What this book covers
Chapter 1, Up and Running with MXNet, To start working with MXNet, we need to install the library. There are several different versions of MXNet available to be installed, and in this chapter, we will cover how to help you choose the right version. The most important parameter will be the available hardware we have. In order to optimize performance, it is always best to maximize the use of our available Hardware. We will compare the usage of a well-known linear algebra library, NumPy, and how MXNet provides similar operations. We will then compare the performance of the different MXNet versions vs. Numpy.
Chapter 2, Working with MXNet and Visualizing Datasets: Gluon and DataLoader, In this chapter, we will start using MXNet to analyze some toy datasets in the domains of numerical regression, data classification, image classification and text classification. To manage those tasks efficiently, we will see new MXNet libraries and functions such as Gluon and DataLoader.
Chapter 3, Solving Regression Problems, In this chapter, we will learn how to use MXNet and Gluon libraries to apply supervised learning to solve regression problems. We will explore and understand a house prices dataset and will learn how to predict the price of a house. To achieve this objective, we will train neural networks and study the effect of the different hyper-parameters.
Chapter 4, Solving Classification Problems, In this chapter, we will learn how to use MXNet and Gluon libraries to apply supervised learning to solve classification problems. We will explore and understand a flowers dataset and will learn how to predict the type of a flower given some metrics. To achieve this objective, we will train neural networks and study the effect of the different hyper-parameters.
Chapter 5, Analyzing Images with Computer Vision, In this chapter, the reader will understand the different architectures and operations available in MXNet/GluonCV to work with images. Furthermore, the readers will get introduced to classic Computer Vision problems: Image Classification, Object Detection and Semantic Segmentation. They will then learn how to leverage MXNetGluonCV Model Zoo to use pre-existing models to solve these problems.
Chapter 6, Understanding Text with Natural Language Processing, In this chapter, the reader will understand the different architectures and operations available in MXNet/GluonNLP to work with text datasets. Furthermore, the readers will get introduced to classic Natural Language Processing problems: Word Embeddings, Text Classification, Sentiment Analysis and Translation. They will then learn how to leverage GluonNLP Model Zoo to use pre-existing models to solve these problems.
Chapter 7, Optimizing Models with Transfer Learning and Fine-Tuning, In this chapter, the reader will understand how to optimize pre-trained models for specific tasks using Transfer Learning and Fine-Tuning techniques.
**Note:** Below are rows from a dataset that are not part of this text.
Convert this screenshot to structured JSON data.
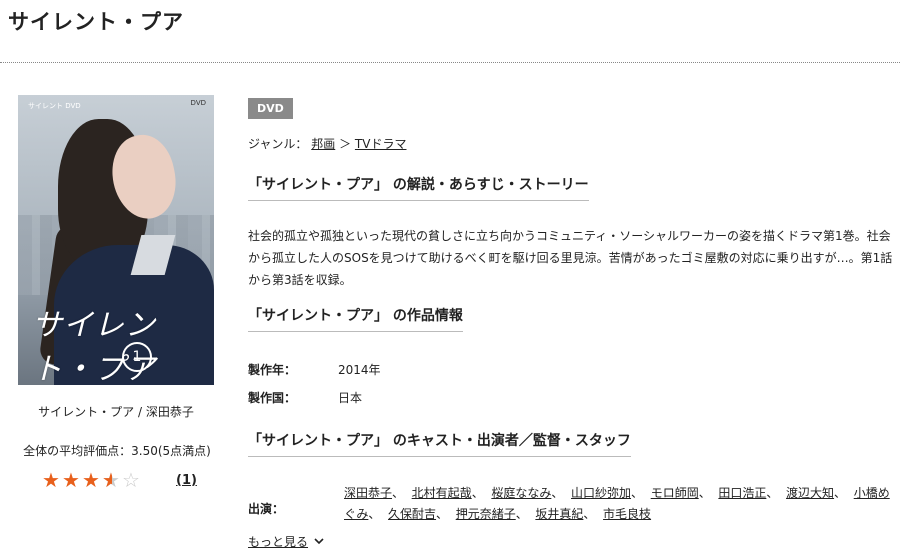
{
  "page": {
    "title": "サイレント・プア"
  },
  "cover": {
    "logo_text": "サイレント・プア",
    "disc_text": "1",
    "top_left": "サイレント DVD",
    "top_right": "DVD",
    "caption": "サイレント・プア / 深田恭子"
  },
  "rating": {
    "avg_text": "全体の平均評価点：3.50(5点満点)",
    "value": 3.5,
    "max": 5,
    "count_text": "(1)",
    "star_color": "#e8601c"
  },
  "badge": {
    "label": "DVD"
  },
  "genre": {
    "prefix": "ジャンル：",
    "link1": "邦画",
    "separator": "＞",
    "link2": "TVドラマ"
  },
  "synopsis": {
    "heading": "「サイレント・プア」 の解説・あらすじ・ストーリー",
    "body": "社会的孤立や孤独といった現代の貧しさに立ち向かうコミュニティ・ソーシャルワーカーの姿を描くドラマ第1巻。社会から孤立した人のSOSを見つけて助けるべく町を駆け回る里見涼。苦情があったゴミ屋敷の対応に乗り出すが…。第1話から第3話を収録。"
  },
  "info": {
    "heading": "「サイレント・プア」 の作品情報",
    "rows": [
      {
        "label": "製作年：",
        "value": "2014年"
      },
      {
        "label": "製作国：",
        "value": "日本"
      }
    ]
  },
  "cast": {
    "heading": "「サイレント・プア」 のキャスト・出演者／監督・スタッフ",
    "label": "出演：",
    "names": [
      "深田恭子",
      "北村有起哉",
      "桜庭ななみ",
      "山口紗弥加",
      "モロ師岡",
      "田口浩正",
      "渡辺大知",
      "小橋めぐみ",
      "久保酎吉",
      "押元奈緒子",
      "坂井真紀",
      "市毛良枝"
    ],
    "sep": "、",
    "more_label": "もっと見る",
    "more_icon": "chevron-down-icon"
  }
}
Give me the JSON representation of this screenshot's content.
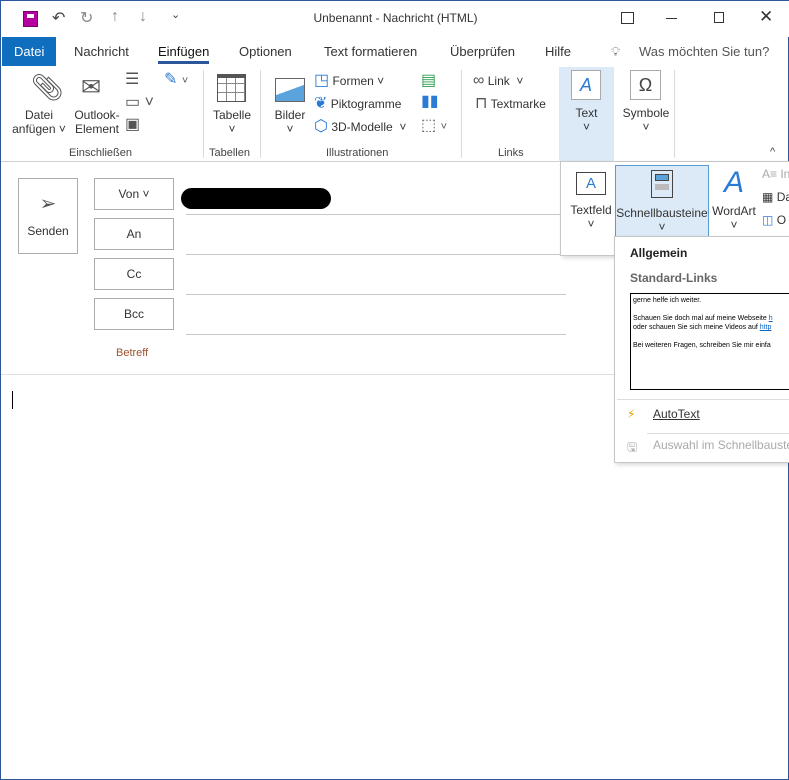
{
  "window": {
    "title": "Unbenannt  -  Nachricht (HTML)",
    "accent": "#2b579a"
  },
  "tabs": [
    {
      "label": "Datei"
    },
    {
      "label": "Nachricht"
    },
    {
      "label": "Einfügen"
    },
    {
      "label": "Optionen"
    },
    {
      "label": "Text formatieren"
    },
    {
      "label": "Überprüfen"
    },
    {
      "label": "Hilfe"
    }
  ],
  "tellme": "Was möchten Sie tun?",
  "ribbon": {
    "attach_1": "Datei",
    "attach_2": "anfügen",
    "outlook_1": "Outlook-",
    "outlook_2": "Element",
    "table": "Tabelle",
    "pictures": "Bilder",
    "shapes": "Formen",
    "icons": "Piktogramme",
    "models3d": "3D-Modelle",
    "link": "Link",
    "bookmark": "Textmarke",
    "text": "Text",
    "symbols": "Symbole",
    "groups": {
      "include": "Einschließen",
      "tables": "Tabellen",
      "illustrations": "Illustrationen",
      "links": "Links"
    }
  },
  "compose": {
    "send": "Senden",
    "from": "Von",
    "to": "An",
    "cc": "Cc",
    "bcc": "Bcc",
    "subject": "Betreff"
  },
  "text_panel": {
    "textbox": "Textfeld",
    "quickparts": "Schnellbausteine",
    "wordart": "WordArt",
    "s1": "In",
    "s2": "Da",
    "s3": "O"
  },
  "quickparts_menu": {
    "category": "Allgemein",
    "entry": "Standard-Links",
    "preview": {
      "l1": "gerne helfe ich weiter.",
      "l2": "Schauen Sie doch mal auf meine Webseite ",
      "l2link": "h",
      "l3": "oder schauen Sie sich meine Videos auf ",
      "l3link": "http",
      "l4": "Bei weiteren Fragen, schreiben Sie mir einfa"
    },
    "autotext": "AutoText",
    "save_selection": "Auswahl im Schnellbauste"
  }
}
Furthermore, the readers will compare the performance of these techniques against training a model from scratch and the trade-offs involved. The reader will apply these techniques to problems such as image classifcation, image segmentation and translating text from English to German.
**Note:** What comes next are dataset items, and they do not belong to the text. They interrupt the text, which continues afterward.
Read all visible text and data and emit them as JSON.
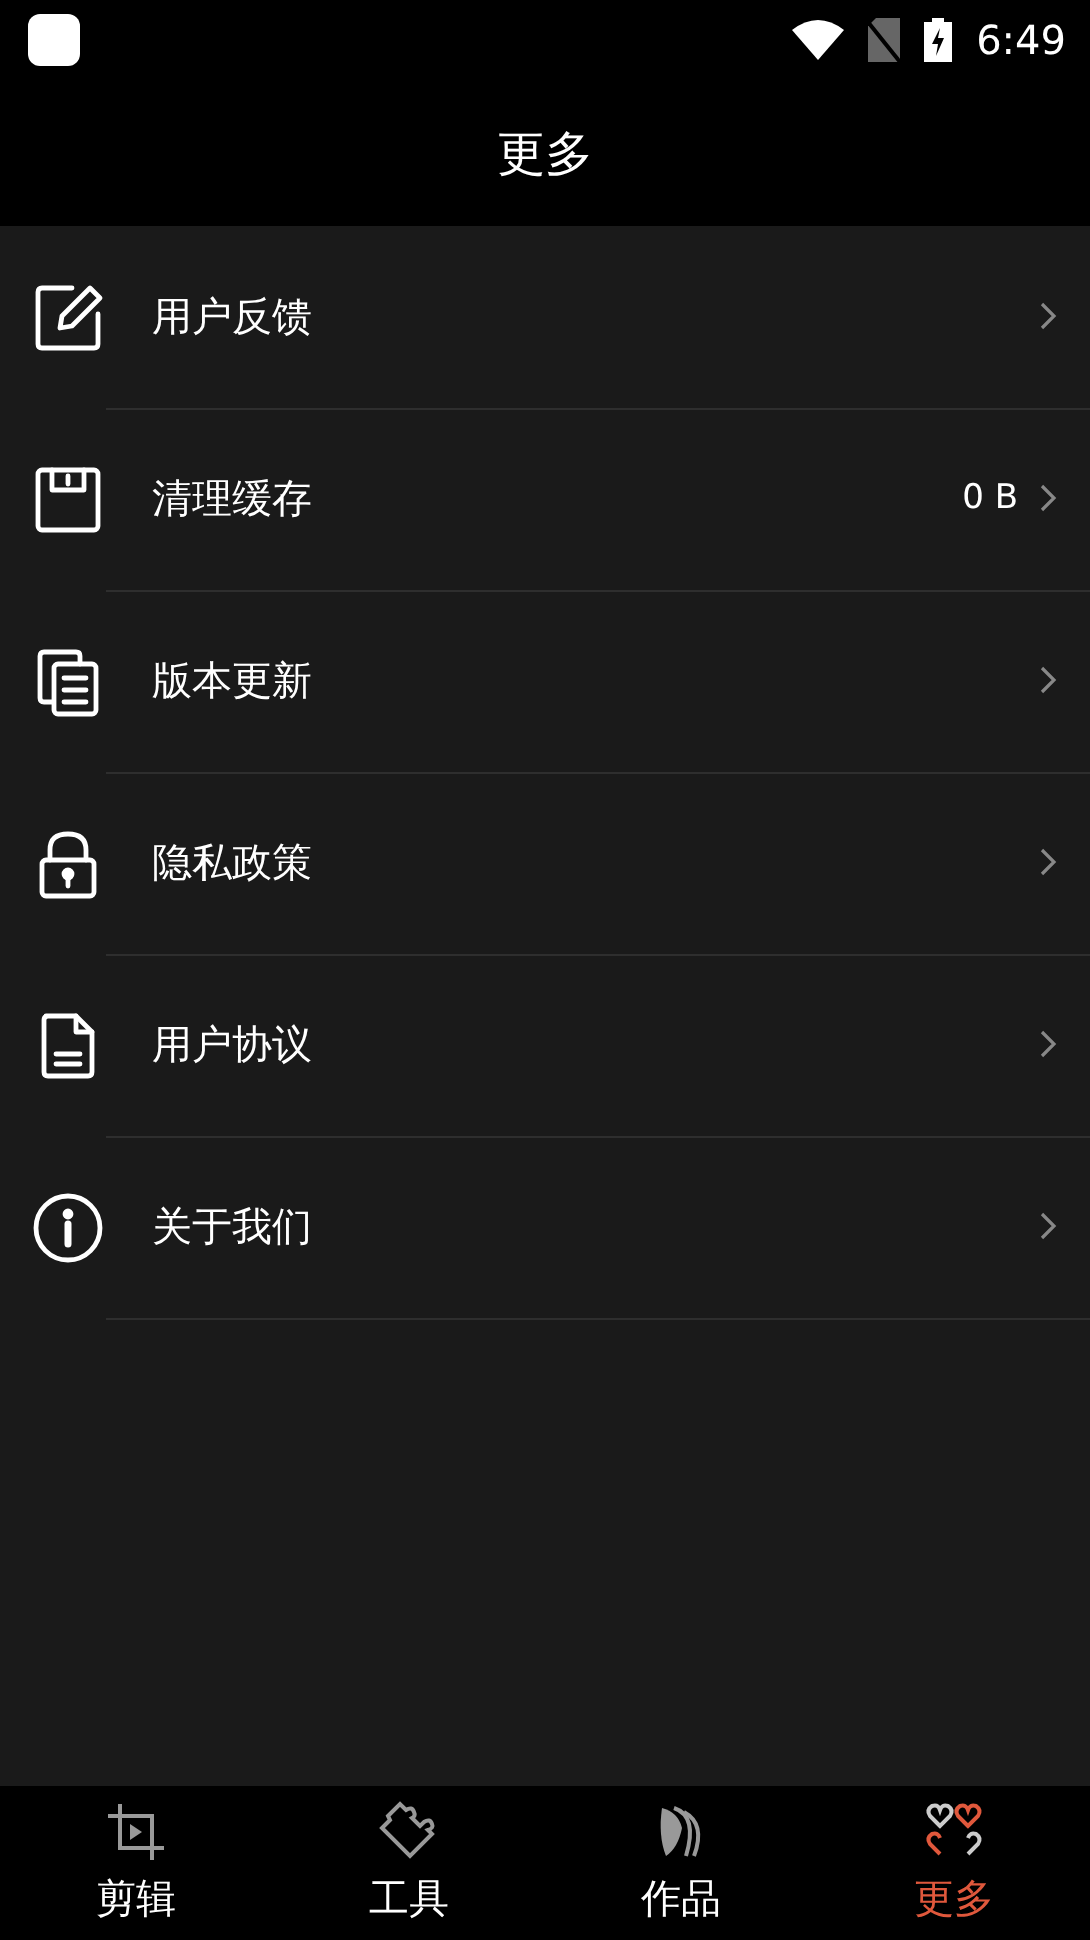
{
  "status_bar": {
    "time": "6:49"
  },
  "header": {
    "title": "更多"
  },
  "menu": [
    {
      "label": "用户反馈"
    },
    {
      "label": "清理缓存",
      "value": "0 B"
    },
    {
      "label": "版本更新"
    },
    {
      "label": "隐私政策"
    },
    {
      "label": "用户协议"
    },
    {
      "label": "关于我们"
    }
  ],
  "bottom_nav": [
    {
      "label": "剪辑",
      "selected": false
    },
    {
      "label": "工具",
      "selected": false
    },
    {
      "label": "作品",
      "selected": false
    },
    {
      "label": "更多",
      "selected": true
    }
  ]
}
Chapter 8, Improving Training Performance with MXNet, In this chapter, the reader will learn how to leverage MXNet and Gluon libraries to optimize deep learning training loops. The reader will learn how MXNet and Gluon can take advantage of computational paradigms such as Lazy Evaluation and Automatic Parallelization. Furthermore, the reader will also learn to optimize Gluon DataLoaders for CPU and GPU, to apply Automatic Mixed Precision (AMP) and to train with multiple GPUs.
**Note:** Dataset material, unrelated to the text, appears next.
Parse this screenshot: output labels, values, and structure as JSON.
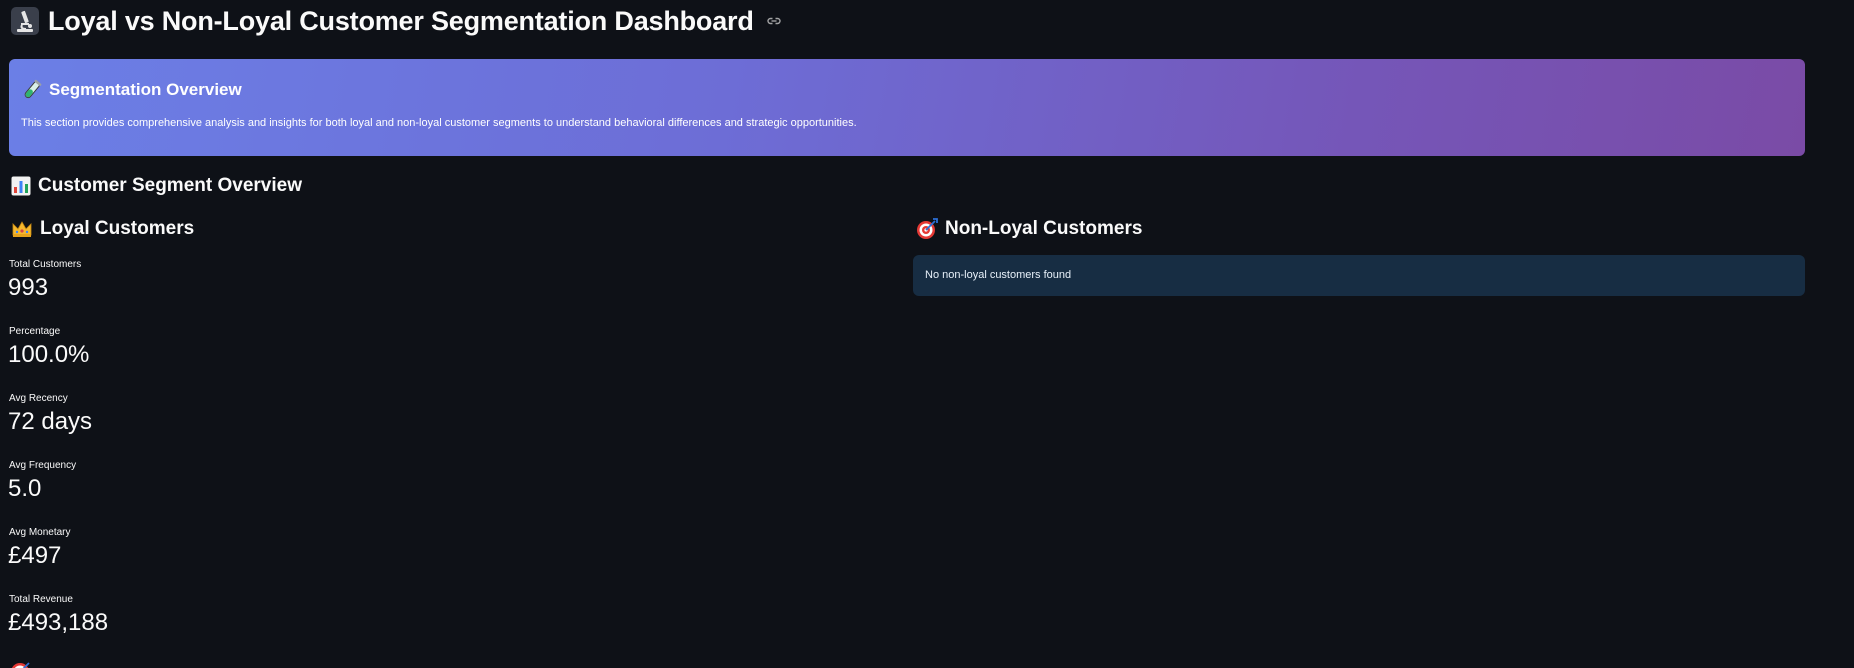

Chapter 9, Improving Inference Performance with MXNet, In this chapter, the reader will learn how to leverage MXNet and Gluon libraries to optimize deep learning inference. The reader will learn how MXNet and Gluon can take advantage of hybridizing Machine Learning models (combining imperative and symbolic programming). Furthermore, the reader will also learn to optimize inference time by applying Float16 data type combined with AMP, quantizing their models and profiling to find out further gains.